Challenges I ran into
A significant challenge I ran into was getting the CSS3 to load with my HTML5 template for Flask. It would not load normally without existing within a folder called "static". I also struggled with cleaning the dataset. There are so many little, hardly noticeable mistakes a coder could make.
Accomplishments that I'm proud of
I'm most proud of my consistency and diligence throughout the entire coding process. I was able to efficiently build a machine-learning model and deploy it using Flask. Prior to this hackathon, I never used Flask before. Through hard work and a lot of Googling, I managed to code a working Flask application that uses my machine-learning model seamlessly.
What I learned
Ultimately, I learned more about critical thinking. Throughout coding this project, I realized that coding is more than just sporadically typing lines of code.

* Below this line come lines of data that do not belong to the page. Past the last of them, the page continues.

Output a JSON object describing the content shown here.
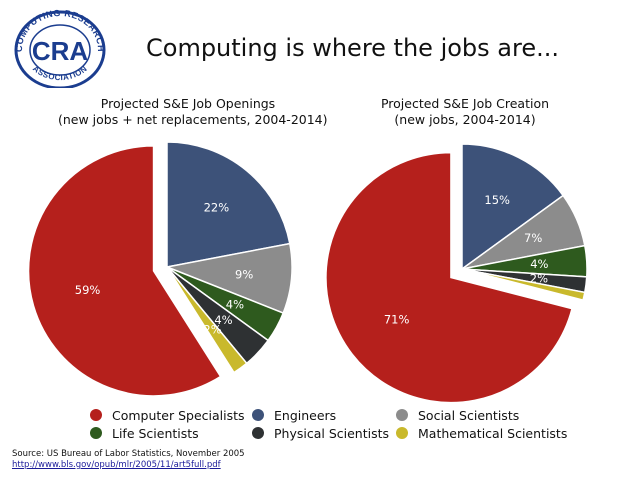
{
  "logo": {
    "initials": "CRA",
    "ring_text_top": "COMPUTING RESEARCH",
    "ring_text_bottom": "ASSOCIATION",
    "colors": {
      "ring": "#1b3d8f",
      "letters": "#1b3d8f"
    }
  },
  "title": "Computing is where the jobs are...",
  "chart_data": [
    {
      "type": "pie",
      "title": "Projected S&E Job Openings",
      "subtitle": "(new jobs + net replacements, 2004-2014)",
      "categories": [
        "Computer Specialists",
        "Engineers",
        "Social Scientists",
        "Life Scientists",
        "Physical Scientists",
        "Mathematical Scientists"
      ],
      "values": [
        59,
        22,
        9,
        4,
        4,
        2
      ],
      "labels": [
        "59%",
        "22%",
        "9%",
        "4%",
        "4%",
        "2%"
      ],
      "exploded": "Computer Specialists"
    },
    {
      "type": "pie",
      "title": "Projected S&E Job Creation",
      "subtitle": "(new jobs, 2004-2014)",
      "categories": [
        "Computer Specialists",
        "Engineers",
        "Social Scientists",
        "Life Scientists",
        "Physical Scientists",
        "Mathematical Scientists"
      ],
      "values": [
        71,
        15,
        7,
        4,
        2,
        1
      ],
      "labels": [
        "71%",
        "15%",
        "7%",
        "4%",
        "2%",
        ""
      ],
      "exploded": "Computer Specialists"
    }
  ],
  "legend": [
    {
      "label": "Computer Specialists",
      "color": "#b5201c"
    },
    {
      "label": "Engineers",
      "color": "#3d5279"
    },
    {
      "label": "Social Scientists",
      "color": "#8c8c8c"
    },
    {
      "label": "Life Scientists",
      "color": "#2e5a1e"
    },
    {
      "label": "Physical Scientists",
      "color": "#2e3133"
    },
    {
      "label": "Mathematical Scientists",
      "color": "#c9b92c"
    }
  ],
  "source": {
    "line1": "Source: US Bureau of Labor Statistics, November 2005",
    "line2": "http://www.bls.gov/opub/mlr/2005/11/art5full.pdf"
  }
}
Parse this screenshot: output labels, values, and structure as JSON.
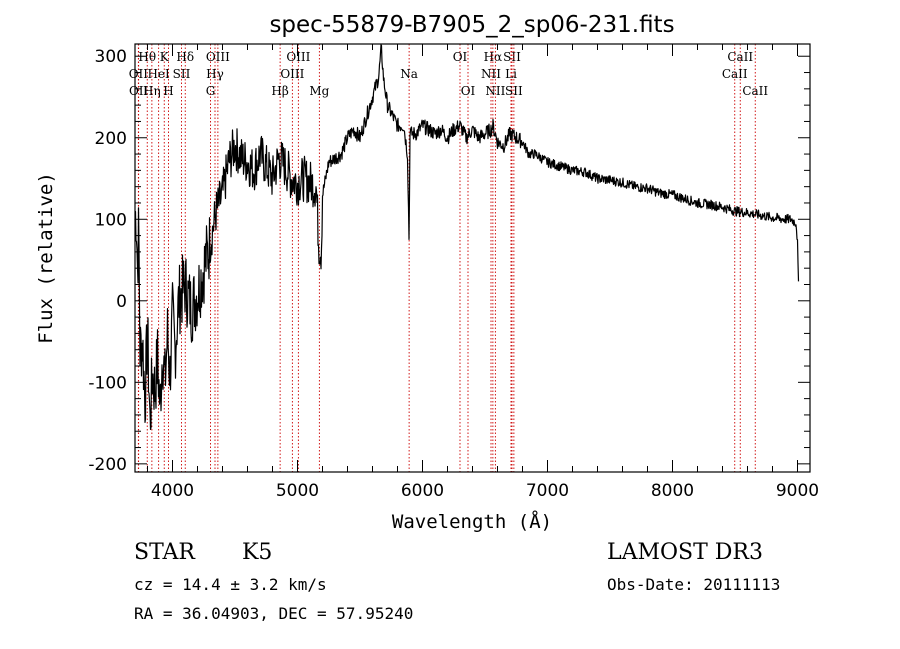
{
  "chart_data": {
    "type": "line",
    "title": "spec-55879-B7905_2_sp06-231.fits",
    "xlabel": "Wavelength (Å)",
    "ylabel": "Flux (relative)",
    "xlim": [
      3700,
      9100
    ],
    "ylim": [
      -210,
      315
    ],
    "xticks": [
      4000,
      5000,
      6000,
      7000,
      8000,
      9000
    ],
    "yticks": [
      -200,
      -100,
      0,
      100,
      200,
      300
    ],
    "line_color": "#000000",
    "marker_color": "#cc0000",
    "spectrum": {
      "name": "flux",
      "x": [
        3700,
        3710,
        3720,
        3730,
        3740,
        3760,
        3780,
        3800,
        3820,
        3840,
        3860,
        3880,
        3900,
        3920,
        3940,
        3960,
        3980,
        4000,
        4020,
        4050,
        4100,
        4150,
        4200,
        4250,
        4300,
        4350,
        4400,
        4450,
        4500,
        4550,
        4600,
        4650,
        4700,
        4750,
        4800,
        4850,
        4900,
        4950,
        5000,
        5050,
        5100,
        5150,
        5170,
        5190,
        5200,
        5250,
        5300,
        5350,
        5400,
        5450,
        5500,
        5550,
        5600,
        5650,
        5670,
        5680,
        5690,
        5700,
        5720,
        5750,
        5800,
        5850,
        5880,
        5893,
        5900,
        5910,
        5950,
        6000,
        6050,
        6100,
        6150,
        6200,
        6250,
        6300,
        6350,
        6400,
        6450,
        6500,
        6550,
        6563,
        6600,
        6650,
        6700,
        6750,
        6800,
        6850,
        6900,
        6950,
        7000,
        7100,
        7200,
        7300,
        7400,
        7500,
        7600,
        7700,
        7800,
        7900,
        8000,
        8100,
        8200,
        8300,
        8400,
        8500,
        8600,
        8700,
        8800,
        8900,
        8950,
        8990,
        9000,
        9010
      ],
      "y": [
        100,
        110,
        40,
        90,
        -60,
        -50,
        -120,
        -40,
        -150,
        -90,
        -110,
        -70,
        -130,
        -60,
        -100,
        -40,
        -90,
        -20,
        -60,
        0,
        20,
        -10,
        10,
        40,
        70,
        110,
        130,
        170,
        190,
        175,
        170,
        160,
        180,
        165,
        150,
        175,
        165,
        150,
        145,
        150,
        145,
        140,
        70,
        60,
        130,
        170,
        175,
        180,
        200,
        210,
        200,
        225,
        250,
        275,
        310,
        290,
        270,
        260,
        240,
        230,
        215,
        215,
        180,
        70,
        210,
        205,
        205,
        215,
        210,
        205,
        210,
        200,
        210,
        215,
        200,
        210,
        200,
        205,
        210,
        215,
        195,
        190,
        205,
        200,
        195,
        180,
        180,
        175,
        170,
        165,
        160,
        158,
        150,
        148,
        145,
        140,
        138,
        132,
        130,
        125,
        120,
        118,
        115,
        110,
        108,
        105,
        102,
        100,
        100,
        95,
        70,
        5
      ]
    },
    "line_markers": [
      {
        "label": "Hθ",
        "x": 3798,
        "row": 1
      },
      {
        "label": "OII",
        "x": 3727,
        "row": 2
      },
      {
        "label": "OII",
        "x": 3729,
        "row": 3
      },
      {
        "label": "K",
        "x": 3934,
        "row": 1
      },
      {
        "label": "HeI",
        "x": 3889,
        "row": 2
      },
      {
        "label": "Hη",
        "x": 3835,
        "row": 3
      },
      {
        "label": "Hδ",
        "x": 4102,
        "row": 1
      },
      {
        "label": "SII",
        "x": 4072,
        "row": 2
      },
      {
        "label": "H",
        "x": 3968,
        "row": 3
      },
      {
        "label": "OIII",
        "x": 4363,
        "row": 1
      },
      {
        "label": "Hγ",
        "x": 4340,
        "row": 2
      },
      {
        "label": "G",
        "x": 4304,
        "row": 3
      },
      {
        "label": "OIII",
        "x": 5007,
        "row": 1
      },
      {
        "label": "OIII",
        "x": 4959,
        "row": 2
      },
      {
        "label": "Hβ",
        "x": 4861,
        "row": 3
      },
      {
        "label": "Mg",
        "x": 5175,
        "row": 3
      },
      {
        "label": "Na",
        "x": 5893,
        "row": 2
      },
      {
        "label": "OI",
        "x": 6300,
        "row": 1
      },
      {
        "label": "OI",
        "x": 6364,
        "row": 3
      },
      {
        "label": "Hα",
        "x": 6563,
        "row": 1
      },
      {
        "label": "NII",
        "x": 6548,
        "row": 2
      },
      {
        "label": "NII",
        "x": 6583,
        "row": 3
      },
      {
        "label": "SII",
        "x": 6716,
        "row": 1
      },
      {
        "label": "Li",
        "x": 6708,
        "row": 2
      },
      {
        "label": "SII",
        "x": 6731,
        "row": 3
      },
      {
        "label": "CaII",
        "x": 8542,
        "row": 1
      },
      {
        "label": "CaII",
        "x": 8498,
        "row": 2
      },
      {
        "label": "CaII",
        "x": 8662,
        "row": 3
      }
    ]
  },
  "info": {
    "object_class": "STAR",
    "subclass": "K5",
    "survey": "LAMOST DR3",
    "cz": "cz = 14.4 ± 3.2 km/s",
    "obs_date": "Obs-Date: 20111113",
    "coords": "RA =  36.04903, DEC =  57.95240"
  }
}
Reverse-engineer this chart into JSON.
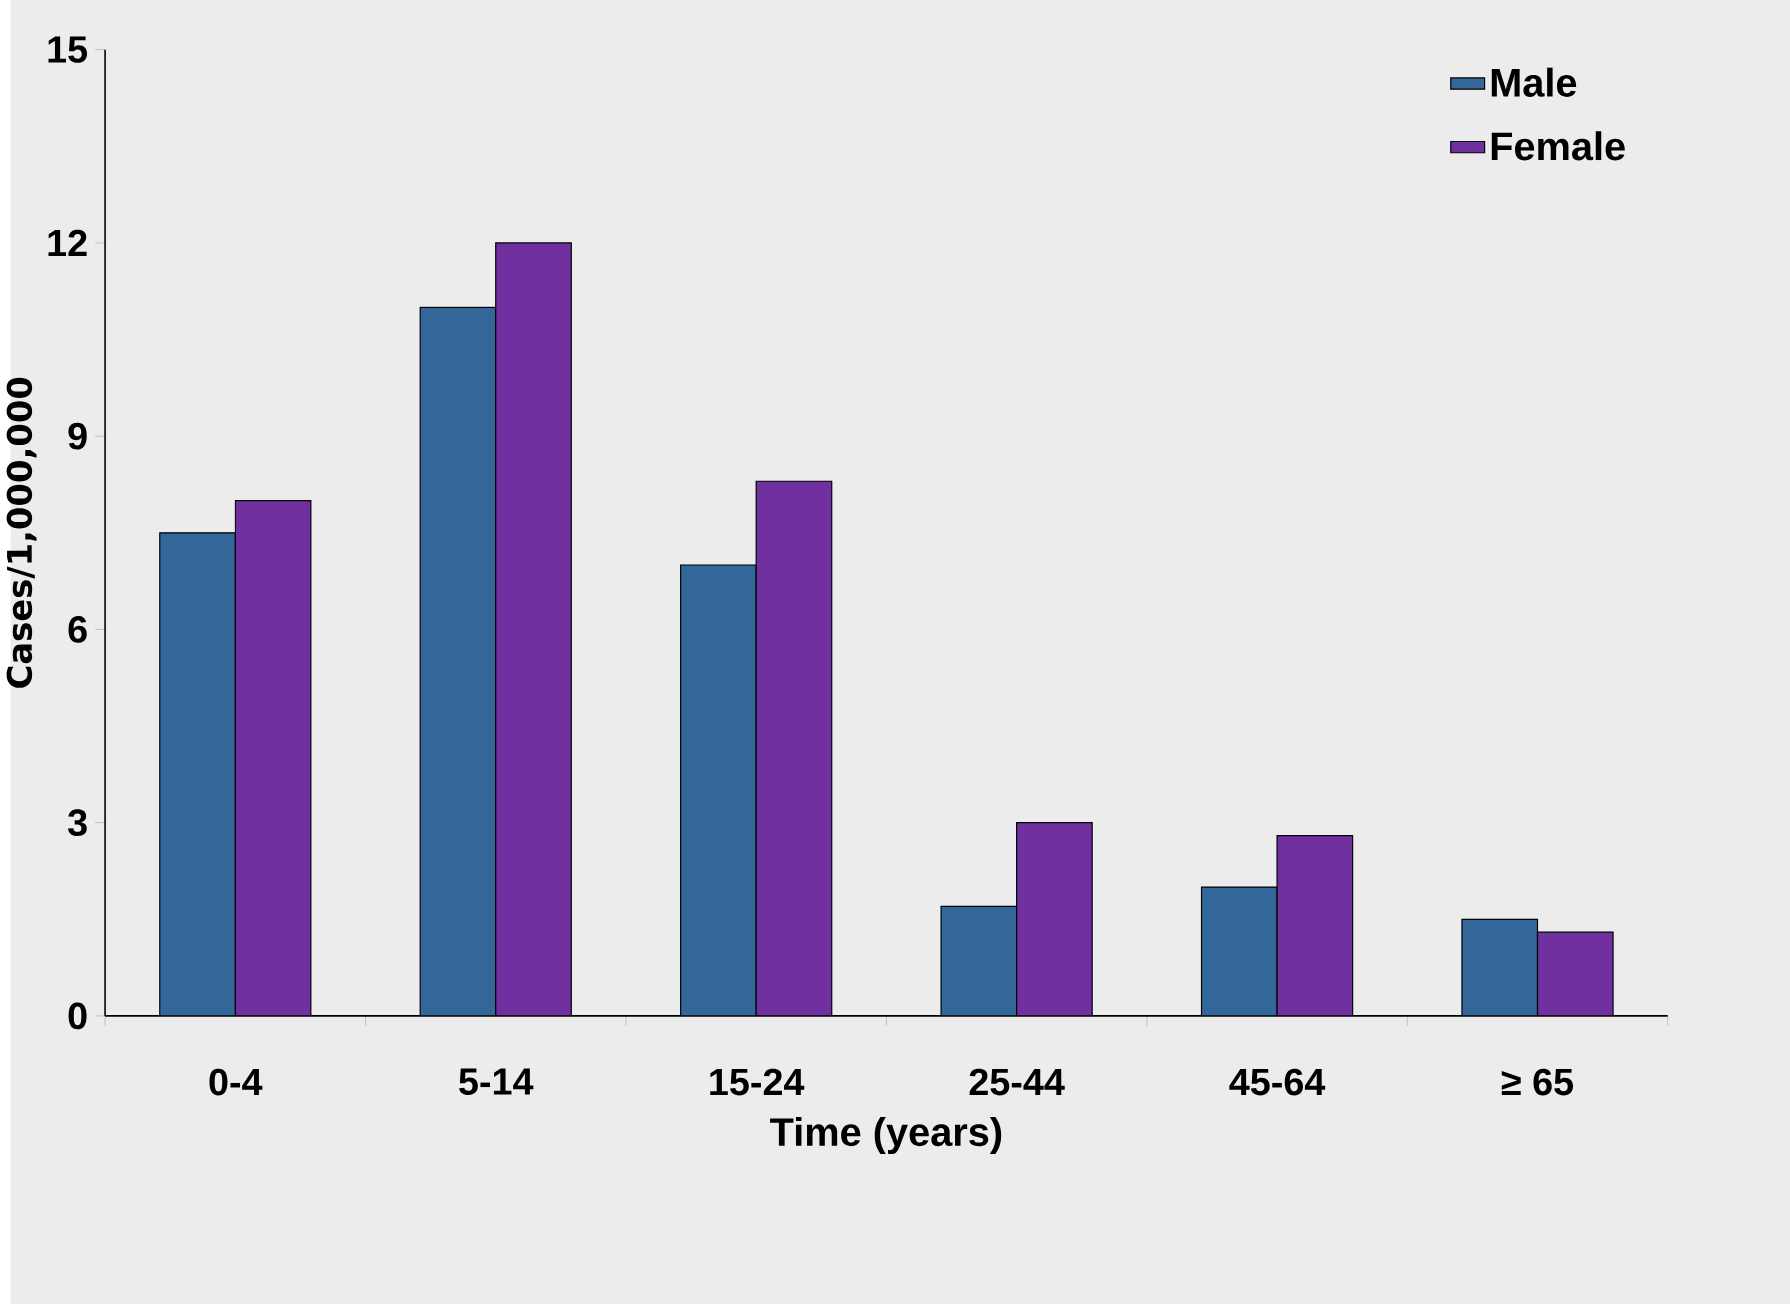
{
  "chart_data": {
    "type": "bar",
    "xlabel": "Time (years)",
    "ylabel": "Cases/1,000,000",
    "categories": [
      "0-4",
      "5-14",
      "15-24",
      "25-44",
      "45-64",
      "≥ 65"
    ],
    "series": [
      {
        "name": "Male",
        "color": "#336699",
        "values": [
          7.5,
          11.0,
          7.0,
          1.7,
          2.0,
          1.5
        ]
      },
      {
        "name": "Female",
        "color": "#7030a0",
        "values": [
          8.0,
          12.0,
          8.3,
          3.0,
          2.8,
          1.3
        ]
      }
    ],
    "ylim": [
      0,
      15
    ],
    "yticks": [
      0,
      3,
      6,
      9,
      12,
      15
    ],
    "grid": false,
    "legend": "top right"
  }
}
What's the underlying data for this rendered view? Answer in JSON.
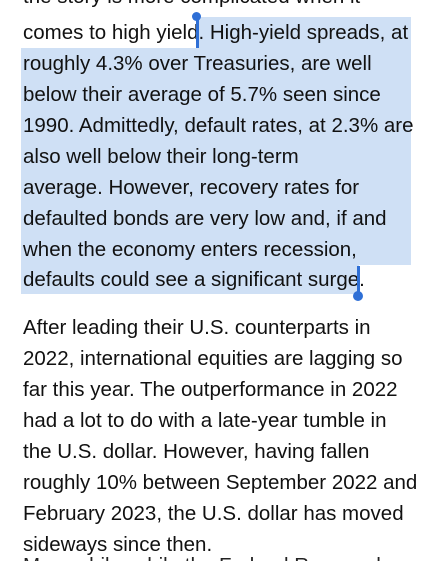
{
  "document": {
    "partial_top_line": "the story is more complicated when it",
    "paragraph1": {
      "line1_before": "comes to high yield",
      "line1_selected": ". High-yield spreads, at",
      "lines": [
        "roughly 4.3% over Treasuries, are well",
        "below their average of 5.7% seen since",
        "1990. Admittedly, default rates, at 2.3% are",
        "also well below their long-term",
        "average. However, recovery rates for",
        "defaulted bonds are very low and, if and",
        "when the economy enters recession,",
        "defaults could see a significant surge."
      ]
    },
    "paragraph2": {
      "lines": [
        "After leading their U.S. counterparts in",
        "2022, international equities are lagging so",
        "far this year. The outperformance in 2022",
        "had a lot to do with a late-year tumble in",
        "the U.S. dollar. However, having fallen",
        "roughly 10% between September 2022 and",
        "February 2023, the U.S. dollar has moved",
        "sideways since then."
      ]
    },
    "partial_bottom_line": "Meanwhile, while the Federal Reserve has"
  },
  "selection": {
    "highlight_color": "#cfe0f5",
    "handle_color": "#2e6fd6"
  }
}
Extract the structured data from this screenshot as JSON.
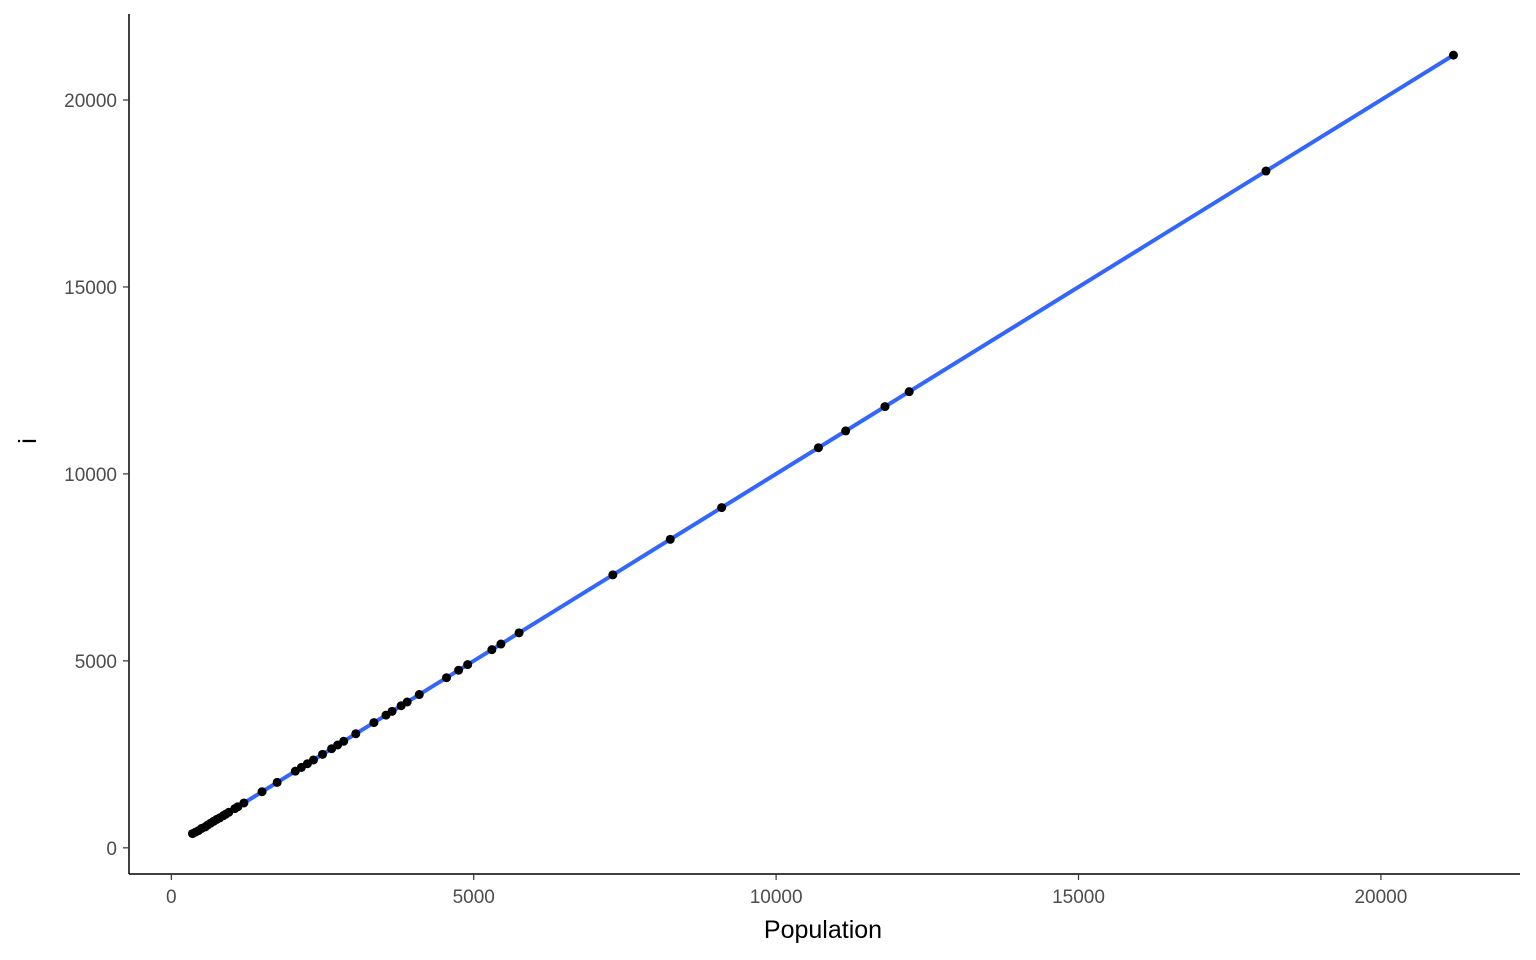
{
  "chart_data": {
    "type": "scatter",
    "title": "",
    "xlabel": "Population",
    "ylabel": "i",
    "xlim": [
      -700,
      22300
    ],
    "ylim": [
      -700,
      22300
    ],
    "x_ticks": [
      0,
      5000,
      10000,
      15000,
      20000
    ],
    "y_ticks": [
      0,
      5000,
      10000,
      15000,
      20000
    ],
    "x_tick_labels": [
      "0",
      "5000",
      "10000",
      "15000",
      "20000"
    ],
    "y_tick_labels": [
      "0",
      "5000",
      "10000",
      "15000",
      "20000"
    ],
    "grid": false,
    "series": [
      {
        "type": "scatter",
        "color": "#000000",
        "points": [
          [
            350,
            380
          ],
          [
            400,
            420
          ],
          [
            450,
            460
          ],
          [
            500,
            520
          ],
          [
            560,
            560
          ],
          [
            600,
            610
          ],
          [
            650,
            660
          ],
          [
            700,
            710
          ],
          [
            750,
            760
          ],
          [
            800,
            800
          ],
          [
            860,
            860
          ],
          [
            900,
            900
          ],
          [
            950,
            950
          ],
          [
            1050,
            1050
          ],
          [
            1100,
            1100
          ],
          [
            1200,
            1200
          ],
          [
            1500,
            1500
          ],
          [
            1750,
            1750
          ],
          [
            2050,
            2050
          ],
          [
            2150,
            2150
          ],
          [
            2250,
            2250
          ],
          [
            2350,
            2350
          ],
          [
            2500,
            2500
          ],
          [
            2650,
            2650
          ],
          [
            2750,
            2750
          ],
          [
            2850,
            2850
          ],
          [
            3050,
            3050
          ],
          [
            3350,
            3350
          ],
          [
            3550,
            3550
          ],
          [
            3650,
            3650
          ],
          [
            3800,
            3800
          ],
          [
            3900,
            3900
          ],
          [
            4100,
            4100
          ],
          [
            4550,
            4550
          ],
          [
            4750,
            4750
          ],
          [
            4900,
            4900
          ],
          [
            5300,
            5300
          ],
          [
            5450,
            5450
          ],
          [
            5750,
            5750
          ],
          [
            7300,
            7300
          ],
          [
            8250,
            8250
          ],
          [
            9100,
            9100
          ],
          [
            10700,
            10700
          ],
          [
            11150,
            11150
          ],
          [
            11800,
            11800
          ],
          [
            12200,
            12200
          ],
          [
            18100,
            18100
          ],
          [
            21200,
            21200
          ]
        ]
      },
      {
        "type": "line",
        "color": "#3366ff",
        "points": [
          [
            350,
            350
          ],
          [
            21200,
            21200
          ]
        ]
      }
    ]
  }
}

I realized and applied the value of the "D.R.Y" software engineering principle, the "think before you code" methodology, and a more solid foundation of the process of machine-learning basics. In a short amount of time, I acquired newfound knowledge of deploying machine-learning models using Flask and how to analyze outliers in a dataset.
What's next for RapidCare
In the future, I plan to incorporate all variations of cancer, not just breast cancer. Additionally, RapidCare will be able to have an image classifier system where a user inputs a picture of a cell body to automatically determine if its a cancerous tumor or not. Despite RapidCare already being efficient for this case. the image classifier will automate the task a step even further. I also desire for a way for users to become more informed about cancer in a convenient, engaging way. Hence, I aspire to code an interactive cancer research journal within the app that highlights confusing words and redefines how we perceive cancer as an incurable disease.